Barnabé sort de sa chambre en bâillant. Aujourd’hui, le 1er mai, est un jour férié : pas d’école, pas de réveil qui sonne, et ses parents ne travaillent pas. Pourtant, le petit garçon s’est levé presque comme d’habitude, quand le soleil a commencé à venir lui chatouiller les paupières. Apparemment, il n’est pas le seul debout, de la musique lui parvient de quelque part dans la maison. Il se rend aux toilettes, se lave les mains et se passe un peu d’eau sur le visage pour finir de chasser les restes de sommeil.

Quand il tourne le coin du couloir, il sursaute. Une fumée blanche s’échappe de la cuisine, accompagnée d’une horrible odeur de brulé.

— Oh non… gémit Barnabé.

Il a très bien compris l’origine de la fumée et son nez a identifié l’odeur. Sa maman a une nouvelle fois décidé de préparer des crêpes pour leur faire plaisir. Normalement, il devrait se sentir content. Sauf que… Linda, sa maman, est une super maman. La meilleure du monde ! Seulement, la cuisine n’est pas du tout ce qu’elle réussit de mieux. Autant elle est championne de câlins, reine des chatouilles, impératrice des grimaces terribles ; autant dès qu’elle passe son tablier où est écrit Génie en cuisine, ça tourne sans faute à la catastrophe.

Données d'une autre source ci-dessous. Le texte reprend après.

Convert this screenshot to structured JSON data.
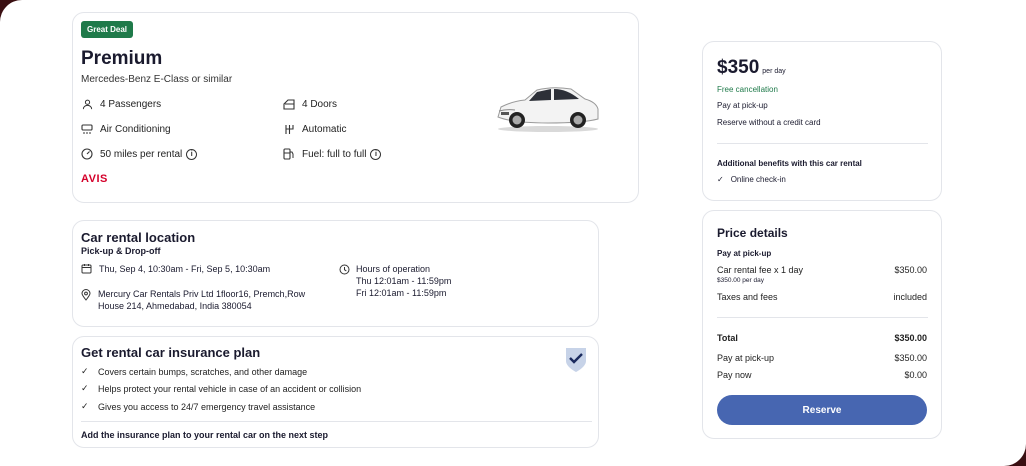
{
  "main": {
    "badge": "Great Deal",
    "title": "Premium",
    "subtitle": "Mercedes-Benz E-Class or similar",
    "features": {
      "passengers": "4 Passengers",
      "doors": "4 Doors",
      "ac": "Air Conditioning",
      "transmission": "Automatic",
      "miles": "50 miles per rental",
      "fuel": "Fuel: full to full"
    },
    "brand": "AVIS"
  },
  "location": {
    "title": "Car rental location",
    "subtitle": "Pick-up & Drop-off",
    "dates": "Thu, Sep 4, 10:30am - Fri, Sep 5, 10:30am",
    "address_line1": "Mercury Car Rentals Priv Ltd 1floor16, Premch,Row",
    "address_line2": "House 214, Ahmedabad, India 380054",
    "hours_title": "Hours of operation",
    "hours_thu": "Thu 12:01am - 11:59pm",
    "hours_fri": "Fri 12:01am - 11:59pm"
  },
  "insurance": {
    "title": "Get rental car insurance plan",
    "items": [
      "Covers certain bumps, scratches, and other damage",
      "Helps protect your rental vehicle in case of an accident or collision",
      "Gives you access to 24/7 emergency travel assistance"
    ],
    "footer": "Add the insurance plan to your rental car on the next step"
  },
  "price": {
    "amount": "$350",
    "per": "per day",
    "free_cancel": "Free cancellation",
    "pay_pickup": "Pay at pick-up",
    "no_card": "Reserve without a credit card",
    "benefits_title": "Additional benefits with this car rental",
    "benefit": "Online check-in"
  },
  "details": {
    "title": "Price details",
    "section": "Pay at pick-up",
    "fee_label": "Car rental fee x 1 day",
    "fee_sub": "$350.00 per day",
    "fee_value": "$350.00",
    "taxes_label": "Taxes and fees",
    "taxes_value": "included",
    "total_label": "Total",
    "total_value": "$350.00",
    "pickup_label": "Pay at pick-up",
    "pickup_value": "$350.00",
    "now_label": "Pay now",
    "now_value": "$0.00",
    "reserve": "Reserve"
  },
  "colors": {
    "badge": "#1f7a4a",
    "free_cancel": "#1f7a4a",
    "brand": "#d4002a",
    "button": "#4766b1",
    "frame": "#3a0f12"
  }
}
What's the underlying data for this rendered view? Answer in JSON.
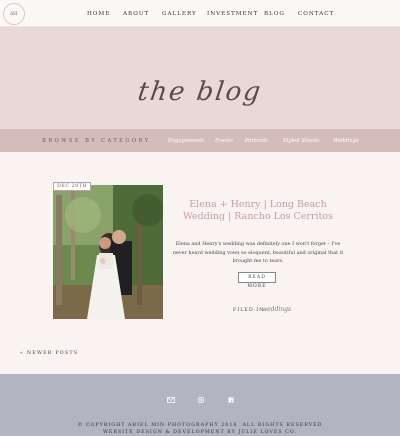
{
  "logo": {
    "text": "aa"
  },
  "nav": {
    "items": [
      "HOME",
      "ABOUT",
      "GALLERY",
      "INVESTMENT",
      "BLOG",
      "CONTACT"
    ]
  },
  "hero": {
    "title": "the blog"
  },
  "categories": {
    "label": "BROWSE BY CATEGORY",
    "items": [
      "Engagements",
      "Events",
      "Portraits",
      "Styled Shoots",
      "Weddings"
    ]
  },
  "post": {
    "date": "DEC 28TH",
    "title": "Elena + Henry | Long Beach Wedding | Rancho Los Cerritos",
    "excerpt": "Elena and Henry's wedding was definitely one I won't forget – I've never heard wedding vows so eloquent, beautiful and original that it brought me to tears.",
    "read_more": "READ MORE",
    "filed_label": "FILED IN:",
    "filed_category": "weddings"
  },
  "pagination": {
    "newer": "« NEWER POSTS"
  },
  "footer": {
    "copyright": "© COPYRIGHT ARIEL MIN PHOTOGRAPHY 2018. ALL RIGHTS RESERVED",
    "credit": "WEBSITE DESIGN & DEVELOPMENT BY JULIE LOVES CO."
  }
}
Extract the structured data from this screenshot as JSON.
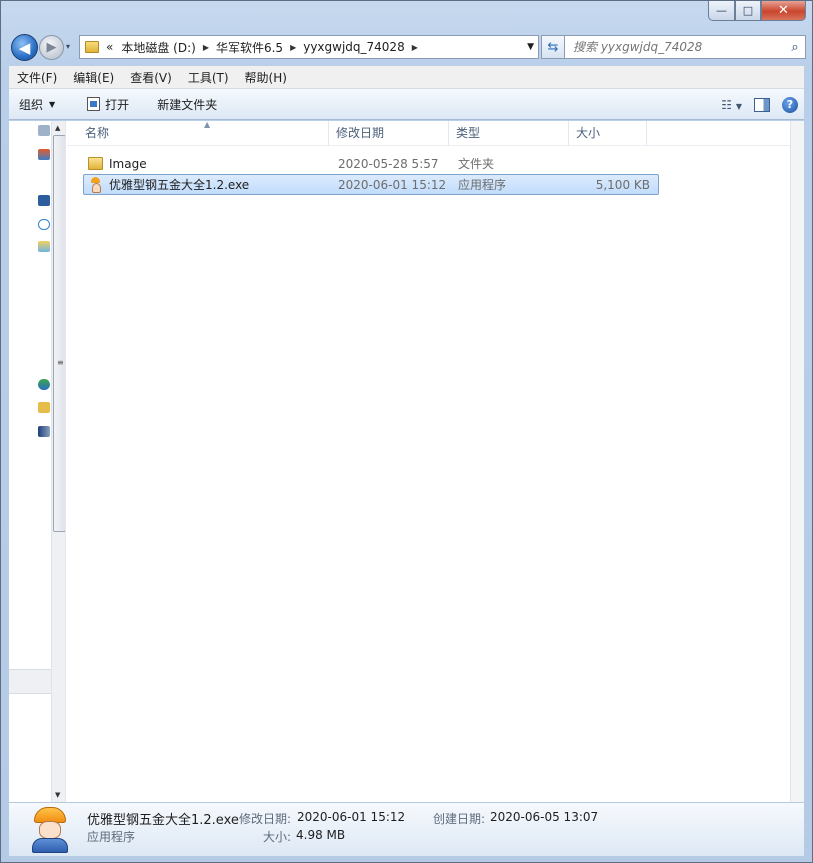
{
  "window": {
    "controls": {
      "minimize": "—",
      "maximize": "□",
      "close": "✕"
    }
  },
  "nav": {
    "back_icon": "◀",
    "forward_icon": "▶",
    "history_icon": "▾",
    "breadcrumb": [
      "本地磁盘 (D:)",
      "华军软件6.5",
      "yyxgwjdq_74028"
    ],
    "overflow": "«",
    "search_placeholder": "搜索 yyxgwjdq_74028"
  },
  "menubar": [
    "文件(F)",
    "编辑(E)",
    "查看(V)",
    "工具(T)",
    "帮助(H)"
  ],
  "commandbar": {
    "organize": "组织",
    "open": "打开",
    "new_folder": "新建文件夹"
  },
  "columns": {
    "name": "名称",
    "date": "修改日期",
    "type": "类型",
    "size": "大小"
  },
  "files": [
    {
      "name": "Image",
      "date": "2020-05-28 5:57",
      "type": "文件夹",
      "size": "",
      "icon": "folder-icon",
      "selected": false
    },
    {
      "name": "优雅型钢五金大全1.2.exe",
      "date": "2020-06-01 15:12",
      "type": "应用程序",
      "size": "5,100 KB",
      "icon": "exe-icon",
      "selected": true
    }
  ],
  "details": {
    "name": "优雅型钢五金大全1.2.exe",
    "type": "应用程序",
    "modified_label": "修改日期:",
    "modified": "2020-06-01 15:12",
    "created_label": "创建日期:",
    "created": "2020-06-05 13:07",
    "size_label": "大小:",
    "size": "4.98 MB"
  },
  "colors": {
    "selection": "#c1dcfc",
    "selection_border": "#7da2ce",
    "chrome": "#b9cfe9"
  }
}
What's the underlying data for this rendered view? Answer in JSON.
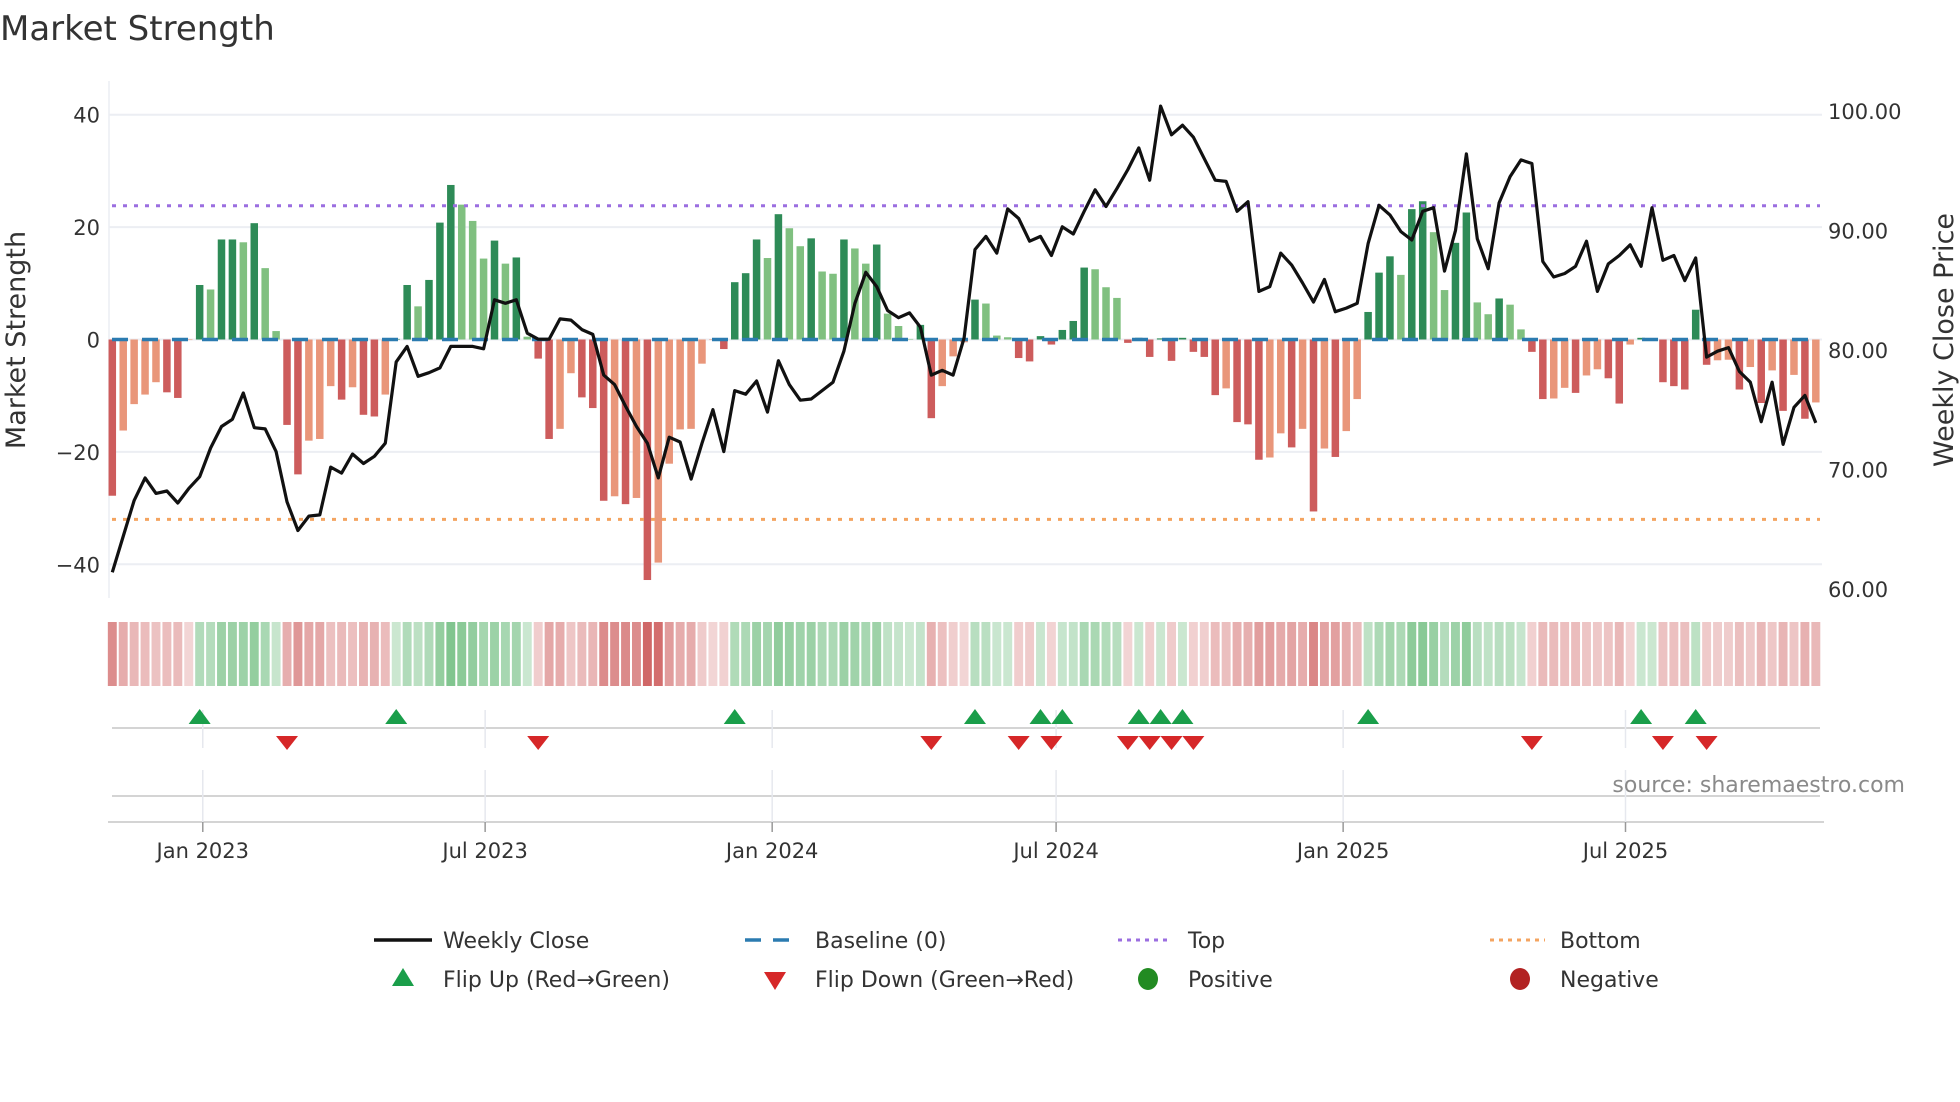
{
  "title": "Market Strength",
  "source": "source: sharemaestro.com",
  "chart_data": {
    "type": "bar+line",
    "title": "Market Strength",
    "ylabel_left": "Market Strength",
    "ylabel_right": "Weekly Close Price",
    "ylim_left": [
      -46,
      46
    ],
    "ylim_right": [
      59.25,
      102.5
    ],
    "yticks_left": [
      40,
      20,
      0,
      -20,
      -40
    ],
    "yticks_left_labels": [
      "40",
      "20",
      "0",
      "−20",
      "−40"
    ],
    "yticks_right": [
      100,
      90,
      80,
      70,
      60
    ],
    "yticks_right_labels": [
      "100.00",
      "90.00",
      "80.00",
      "70.00",
      "60.00"
    ],
    "xticks": [
      "2023-01-01",
      "2023-07-01",
      "2024-01-01",
      "2024-07-01",
      "2025-01-01",
      "2025-07-01"
    ],
    "xtick_labels": [
      "Jan 2023",
      "Jul 2023",
      "Jan 2024",
      "Jul 2024",
      "Jan 2025",
      "Jul 2025"
    ],
    "start_date": "2022-11-04",
    "interval_days": 7,
    "top_level": 23.8,
    "bottom_level": -32,
    "baseline": 0,
    "grid": true,
    "strength": [
      -27.8,
      -16.2,
      -11.5,
      -9.8,
      -7.6,
      -9.4,
      -10.4,
      -0.1,
      9.7,
      8.9,
      17.8,
      17.8,
      17.3,
      20.7,
      12.7,
      1.5,
      -15.2,
      -24,
      -18,
      -17.7,
      -8.3,
      -10.7,
      -8.5,
      -13.4,
      -13.7,
      -9.8,
      0.1,
      9.7,
      5.9,
      10.6,
      20.8,
      27.5,
      24,
      21.1,
      14.4,
      17.6,
      13.5,
      14.6,
      0.5,
      -3.4,
      -17.7,
      -15.9,
      -6,
      -10.3,
      -12.2,
      -28.7,
      -27.9,
      -29.3,
      -28.2,
      -42.8,
      -39.7,
      -22.1,
      -16,
      -15.9,
      -4.3,
      -0.1,
      -1.7,
      10.2,
      11.8,
      17.8,
      14.5,
      22.3,
      19.8,
      16.6,
      18,
      12.1,
      11.7,
      17.8,
      16.2,
      13.5,
      16.9,
      4.6,
      2.4,
      0.1,
      2.6,
      -14,
      -8.3,
      -3,
      -0.5,
      7.1,
      6.4,
      0.7,
      0.4,
      -3.3,
      -3.9,
      0.6,
      -0.9,
      1.7,
      3.3,
      12.8,
      12.5,
      9.3,
      7.4,
      -0.6,
      0.3,
      -3.1,
      0.2,
      -3.8,
      0.3,
      -2.2,
      -3.1,
      -9.9,
      -8.7,
      -14.7,
      -15.1,
      -21.4,
      -21,
      -16.7,
      -19.2,
      -15.9,
      -30.6,
      -19.4,
      -20.9,
      -16.3,
      -10.6,
      4.9,
      11.9,
      14.8,
      11.5,
      23.2,
      24.6,
      19.1,
      8.8,
      17.2,
      22.6,
      6.6,
      4.5,
      7.3,
      6.2,
      1.8,
      -2.2,
      -10.6,
      -10.5,
      -8.6,
      -9.5,
      -6.4,
      -5.3,
      -6.9,
      -11.4,
      -0.9,
      0.3,
      0.2,
      -7.6,
      -8.3,
      -8.9,
      5.3,
      -4.5,
      -3.7,
      -3.6,
      -8.9,
      -4.9,
      -11.3,
      -5.5,
      -12.7,
      -6.3,
      -14.1,
      -11.2
    ],
    "weekly_close": [
      61.4,
      64.4,
      67.4,
      69.3,
      68.0,
      68.2,
      67.2,
      68.4,
      69.4,
      71.8,
      73.6,
      74.2,
      76.4,
      73.5,
      73.4,
      71.5,
      67.3,
      64.9,
      66.1,
      66.2,
      70.2,
      69.7,
      71.3,
      70.5,
      71.1,
      72.2,
      79.0,
      80.3,
      77.8,
      78.1,
      78.5,
      80.3,
      80.3,
      80.3,
      80.1,
      84.2,
      83.9,
      84.2,
      81.4,
      80.9,
      80.9,
      82.6,
      82.5,
      81.7,
      81.3,
      77.9,
      77.1,
      75.3,
      73.6,
      72.2,
      69.3,
      72.7,
      72.3,
      69.2,
      72.2,
      75.0,
      71.5,
      76.6,
      76.3,
      77.4,
      74.8,
      79.1,
      77.1,
      75.8,
      75.9,
      76.6,
      77.3,
      79.9,
      83.9,
      86.5,
      85.3,
      83.3,
      82.7,
      83.1,
      81.9,
      77.9,
      78.3,
      77.9,
      81.0,
      88.4,
      89.5,
      88.1,
      91.8,
      91.0,
      89.1,
      89.5,
      87.9,
      90.3,
      89.7,
      91.6,
      93.4,
      92.0,
      93.5,
      95.1,
      96.9,
      94.2,
      100.4,
      98.0,
      98.8,
      97.8,
      96.0,
      94.2,
      94.1,
      91.6,
      92.4,
      84.9,
      85.3,
      88.1,
      87.1,
      85.6,
      84.0,
      85.9,
      83.2,
      83.5,
      83.9,
      88.9,
      92.1,
      91.3,
      89.9,
      89.2,
      91.6,
      91.9,
      86.6,
      90.0,
      96.4,
      89.3,
      86.8,
      92.3,
      94.5,
      95.9,
      95.6,
      87.4,
      86.1,
      86.4,
      87.0,
      89.1,
      84.9,
      87.2,
      87.9,
      88.8,
      87.0,
      91.9,
      87.5,
      87.9,
      85.8,
      87.7,
      79.4,
      79.9,
      80.2,
      78.2,
      77.3,
      74.0,
      77.3,
      72.1,
      75.2,
      76.2,
      73.9
    ],
    "legend": {
      "placement": "bottom",
      "items": [
        {
          "label": "Weekly Close",
          "symbol": "solid-line",
          "color": "#111111"
        },
        {
          "label": "Baseline (0)",
          "symbol": "dashed-line",
          "color": "#2b7bb0"
        },
        {
          "label": "Top",
          "symbol": "dotted-line",
          "color": "#9b6ee0"
        },
        {
          "label": "Bottom",
          "symbol": "dotted-line",
          "color": "#f4a460"
        },
        {
          "label": "Flip Up (Red→Green)",
          "symbol": "triangle-up",
          "color": "#1a9e4a"
        },
        {
          "label": "Flip Down (Green→Red)",
          "symbol": "triangle-down",
          "color": "#d62728"
        },
        {
          "label": "Positive",
          "symbol": "circle",
          "color": "#228b22"
        },
        {
          "label": "Negative",
          "symbol": "circle",
          "color": "#b22222"
        }
      ]
    },
    "colors": {
      "pos_strong": "#2e8b57",
      "pos_weak": "#80c080",
      "neg_strong": "#cd5c5c",
      "neg_weak": "#e9967a",
      "line": "#111111",
      "baseline": "#2b7bb0",
      "top": "#9b6ee0",
      "bottom": "#f4a460",
      "flip_up": "#1a9e4a",
      "flip_down": "#d62728",
      "grid": "#eceef3"
    }
  }
}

Si elle veut préparer des nouilles, elles sont tellement cuites qu’on croirait manger des éponges. Ses pommes de terre se dégustent presque crues, à s’en casser une dent. Même ses œufs sur le plat sont ratés et le jaune systématiquement crevé. Les crêpes, Barnabé ne se souvient pas qu’elle en ait jamais réussi une seule. Cela finit par une montagne de pâte molle, cramée à l’extérieur et gluante à l’intérieur.

Contrairement à sa sœur Clara, qui ne se gêne pas pour tout recracher, Barnabé ne veut pas peiner sa maman. Il avale courageusement tout ce qu’elle dépose devant lui. Même s’il a mal au ventre après. C’est aussi ça, l’amour. Après tout, elle a tellement d’autres qualités !

Ce qui n’empêche pas le petit garçon d’être secrètement heureux que ce soit son papa qui se charge des repas, en général. Il soupire un bon coup. Tant pis. Il se résout à la rejoindre, en murmurant à son estomac :

— Ne t’en fais pas, c’est juste un mauvais moment à passer.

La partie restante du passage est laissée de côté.